# best place for Snake Mesh



## reptilezac (Dec 23, 2012)

building outdoor cages for my drangons blueys etc and wanna know cheaps place for snake and mice mesh ??? or a small mesh like that


----------



## Darwin (Dec 23, 2012)

I bought metal flywire screen from bunnings for my enclosure.


----------



## geckodan (Dec 23, 2012)

There are a couple of ebay shops that sell wire mesh - the quality is ok for lizard enclosures.


----------



## Renenet (Dec 23, 2012)

geckodan said:


> There are a couple of ebay shops that sell wire mesh - the quality is ok for lizard enclosures.



Do you know if the mesh from eBay is good enough to stop rodents? I need to get some rodent-proof mesh for my woodie tubs. Thanks.


----------



## moosenoose (Dec 24, 2012)

I buy it from Bunnings. It's actually called "snake mesh". I use it for globe protectors


----------



## reptilezac (Dec 24, 2012)

VenomOOse said:


> I buy it from Bunnings.
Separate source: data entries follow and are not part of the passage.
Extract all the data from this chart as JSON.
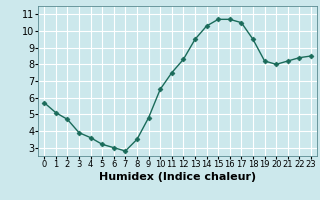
{
  "x": [
    0,
    1,
    2,
    3,
    4,
    5,
    6,
    7,
    8,
    9,
    10,
    11,
    12,
    13,
    14,
    15,
    16,
    17,
    18,
    19,
    20,
    21,
    22,
    23
  ],
  "y": [
    5.7,
    5.1,
    4.7,
    3.9,
    3.6,
    3.2,
    3.0,
    2.8,
    3.5,
    4.8,
    6.5,
    7.5,
    8.3,
    9.5,
    10.3,
    10.7,
    10.7,
    10.5,
    9.5,
    8.2,
    8.0,
    8.2,
    8.4,
    8.5
  ],
  "xlabel": "Humidex (Indice chaleur)",
  "ylim": [
    2.5,
    11.5
  ],
  "xlim": [
    -0.5,
    23.5
  ],
  "yticks": [
    3,
    4,
    5,
    6,
    7,
    8,
    9,
    10,
    11
  ],
  "xticks": [
    0,
    1,
    2,
    3,
    4,
    5,
    6,
    7,
    8,
    9,
    10,
    11,
    12,
    13,
    14,
    15,
    16,
    17,
    18,
    19,
    20,
    21,
    22,
    23
  ],
  "line_color": "#1a6b5a",
  "marker": "D",
  "marker_size": 2.5,
  "bg_color": "#cce8ec",
  "grid_color": "#ffffff",
  "xlabel_fontsize": 8,
  "tick_fontsize_x": 6.0,
  "tick_fontsize_y": 7.0,
  "spine_color": "#5a8a90"
}
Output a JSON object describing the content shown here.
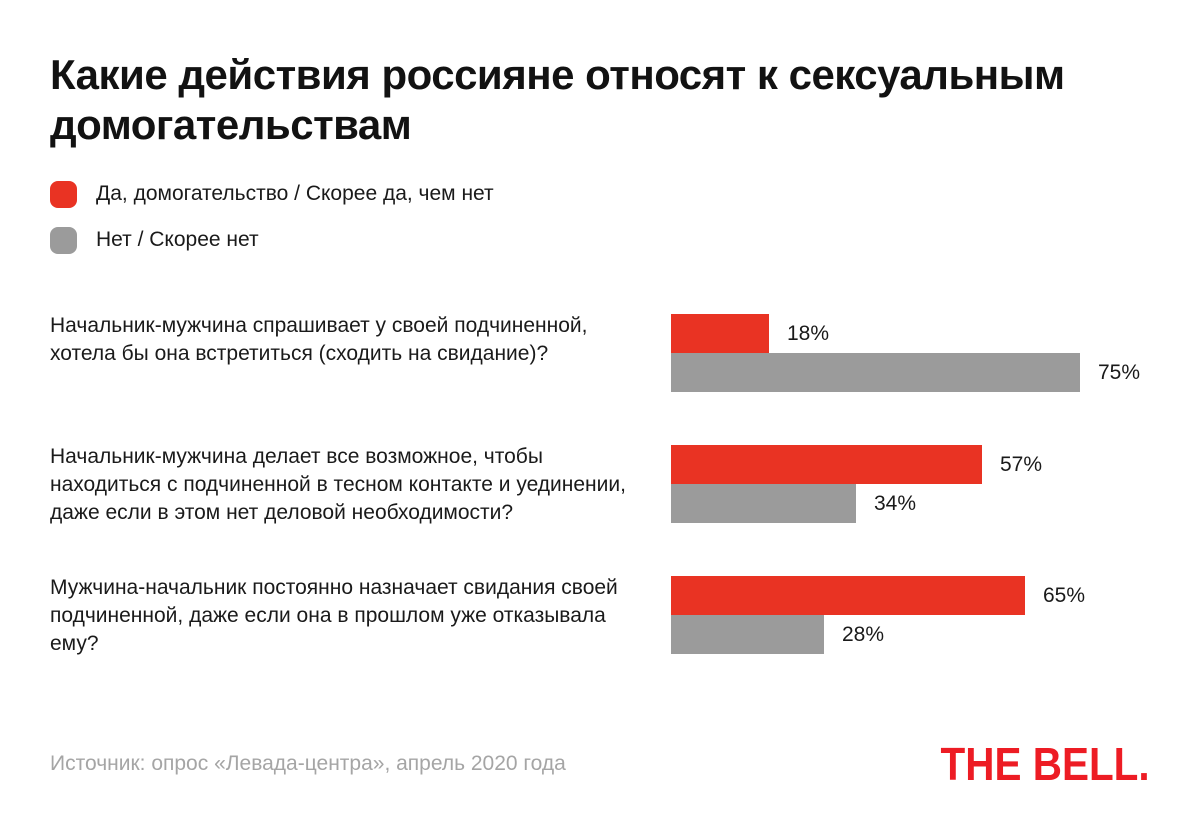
{
  "title": "Какие действия россияне относят к сексуальным домогательствам",
  "legend": {
    "items": [
      {
        "label": "Да, домогательство / Скорее да, чем нет",
        "color": "#E93323"
      },
      {
        "label": "Нет / Скорее нет",
        "color": "#9B9B9B"
      }
    ]
  },
  "chart_data": {
    "type": "bar",
    "orientation": "horizontal",
    "unit": "percent",
    "xlim": [
      0,
      100
    ],
    "grid": false,
    "legend_position": "top-left",
    "title": "Какие действия россияне относят к сексуальным домогательствам",
    "categories": [
      "Начальник-мужчина спрашивает у своей подчиненной, хотела бы она встретиться (сходить на свидание)?",
      "Начальник-мужчина делает все возможное, чтобы находиться с подчиненной в тесном контакте и уединении, даже если в этом нет деловой необходимости?",
      "Мужчина-начальник постоянно назначает свидания своей подчиненной, даже если она в прошлом уже отказывала ему?"
    ],
    "series": [
      {
        "name": "Да, домогательство / Скорее да, чем нет",
        "color": "#E93323",
        "values": [
          18,
          57,
          65
        ],
        "labels": [
          "18%",
          "57%",
          "65%"
        ]
      },
      {
        "name": "Нет / Скорее нет",
        "color": "#9B9B9B",
        "values": [
          75,
          34,
          28
        ],
        "labels": [
          "75%",
          "34%",
          "28%"
        ]
      }
    ]
  },
  "footer": {
    "source": "Источник: опрос «Левада-центра», апрель 2020 года",
    "logo": "THE BELL."
  },
  "colors": {
    "background": "#FFFFFF",
    "title_text": "#121212",
    "body_text": "#1A1A1A",
    "muted_text": "#A5A5A5",
    "bar_red": "#E93323",
    "bar_gray": "#9B9B9B",
    "logo_red": "#ED1C24"
  }
}
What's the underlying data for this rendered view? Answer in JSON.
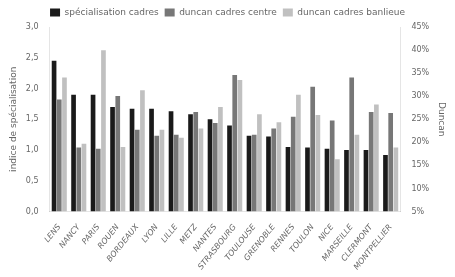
{
  "chart_data": {
    "type": "bar",
    "categories": [
      "LENS",
      "NANCY",
      "PARIS",
      "ROUEN",
      "BORDEAUX",
      "LYON",
      "LILLE",
      "METZ",
      "NANTES",
      "STRASBOURG",
      "TOULOUSE",
      "GRENOBLE",
      "RENNES",
      "TOULON",
      "NICE",
      "MARSEILLE",
      "CLERMONT",
      "MONTPELLIER"
    ],
    "series": [
      {
        "name": "spécialisation cadres",
        "color": "#1a1a1a",
        "values": [
          2.45,
          1.9,
          1.9,
          1.7,
          1.67,
          1.67,
          1.63,
          1.58,
          1.5,
          1.4,
          1.23,
          1.22,
          1.05,
          1.04,
          1.02,
          1.0,
          1.0,
          0.92
        ]
      },
      {
        "name": "duncan cadres centre",
        "color": "#777777",
        "values": [
          1.82,
          1.04,
          1.02,
          1.88,
          1.33,
          1.23,
          1.25,
          1.62,
          1.44,
          2.22,
          1.25,
          1.35,
          1.54,
          2.03,
          1.48,
          2.18,
          1.62,
          1.6
        ]
      },
      {
        "name": "duncan cadres banlieue",
        "color": "#c0c0c0",
        "values": [
          2.18,
          1.1,
          2.62,
          1.05,
          1.97,
          1.33,
          1.2,
          1.35,
          1.7,
          2.14,
          1.58,
          1.45,
          1.9,
          1.57,
          0.85,
          1.25,
          1.74,
          1.04
        ]
      }
    ],
    "ylim": [
      0.0,
      3.0
    ],
    "yticks": [
      {
        "value": 0.0,
        "label": "0,0"
      },
      {
        "value": 0.5,
        "label": "0,5"
      },
      {
        "value": 1.0,
        "label": "1,0"
      },
      {
        "value": 1.5,
        "label": "1,5"
      },
      {
        "value": 2.0,
        "label": "2,0"
      },
      {
        "value": 2.5,
        "label": "2,5"
      },
      {
        "value": 3.0,
        "label": "3,0"
      }
    ],
    "y2lim": [
      0.05,
      0.45
    ],
    "y2ticks": [
      {
        "value": 0.05,
        "label": "5%"
      },
      {
        "value": 0.1,
        "label": "10%"
      },
      {
        "value": 0.15,
        "label": "15%"
      },
      {
        "value": 0.2,
        "label": "20%"
      },
      {
        "value": 0.25,
        "label": "25%"
      },
      {
        "value": 0.3,
        "label": "30%"
      },
      {
        "value": 0.35,
        "label": "35%"
      },
      {
        "value": 0.4,
        "label": "40%"
      },
      {
        "value": 0.45,
        "label": "45%"
      }
    ],
    "ylabel": "indice de spécialisation",
    "y2label": "Duncan",
    "legend": "top",
    "grid": false
  }
}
It's actually called "snake mesh". I use it for globe protectors



thanks but i need if for a outdoor cage

- - - Updated - - -

thanks guys but i need it for a outdoor avairy style reptile cage


----------



## Fuscus (Dec 24, 2012)

The Bunnings stuff is galvanized and suitable for outside use


----------



## moosenoose (Dec 24, 2012)

That's what I thought. It's for external use. For aviaries etc. Check it out


----------



## geckodan (Dec 24, 2012)

Renenet said:


> Do you know if the mesh from eBay is good enough to stop rodents? I need to get some rodent-proof mesh for my woodie tubs. Thanks.



Yes, I use it on the aviaries 

Link Edit: sorry, no non sponsor links.


----------



## Hindy (Dec 24, 2012)

I brought my stuff from Bunnings


----------



## wokka (Dec 24, 2012)

Hunter metal market-Heatherbrae.


----------



## Emilie (Dec 25, 2012)

I built one with mesh from bunnings. It's been a couple of years outdoors now and still good condition. However the mesh is incredibly pricey at bunnings. Hopefully someone on here knows a cheaper place


----------



## reptilezac (Dec 29, 2012)

how much is it ?

- - - Updated - - -



wokka said:


> Hunter metal market-Heatherbrae.


how much is it there ?


----------



## wokka (Dec 30, 2012)

wokka said:


> Hunter metal market-Heatherbrae.


I dont know , I support them because they are local and convenient. I buy a roll or two every month and when I have checked prices they are much the same as anywhere else but they support locals. Send Luke an email if price is the only thing that matters or you can buy it from China for about half the price!


----------



## reptilezac (Dec 31, 2012)

wokka said:


> I dont know , I support them because they are local and convenient. I buy a roll or two every month and when I have checked prices they are much the same as anywhere else but they support locals. Send Luke an email if price is the only thing that matters or you can buy it from China for about half the price!



nah I live like 20 mins from Heatherbrae so I would support local


----------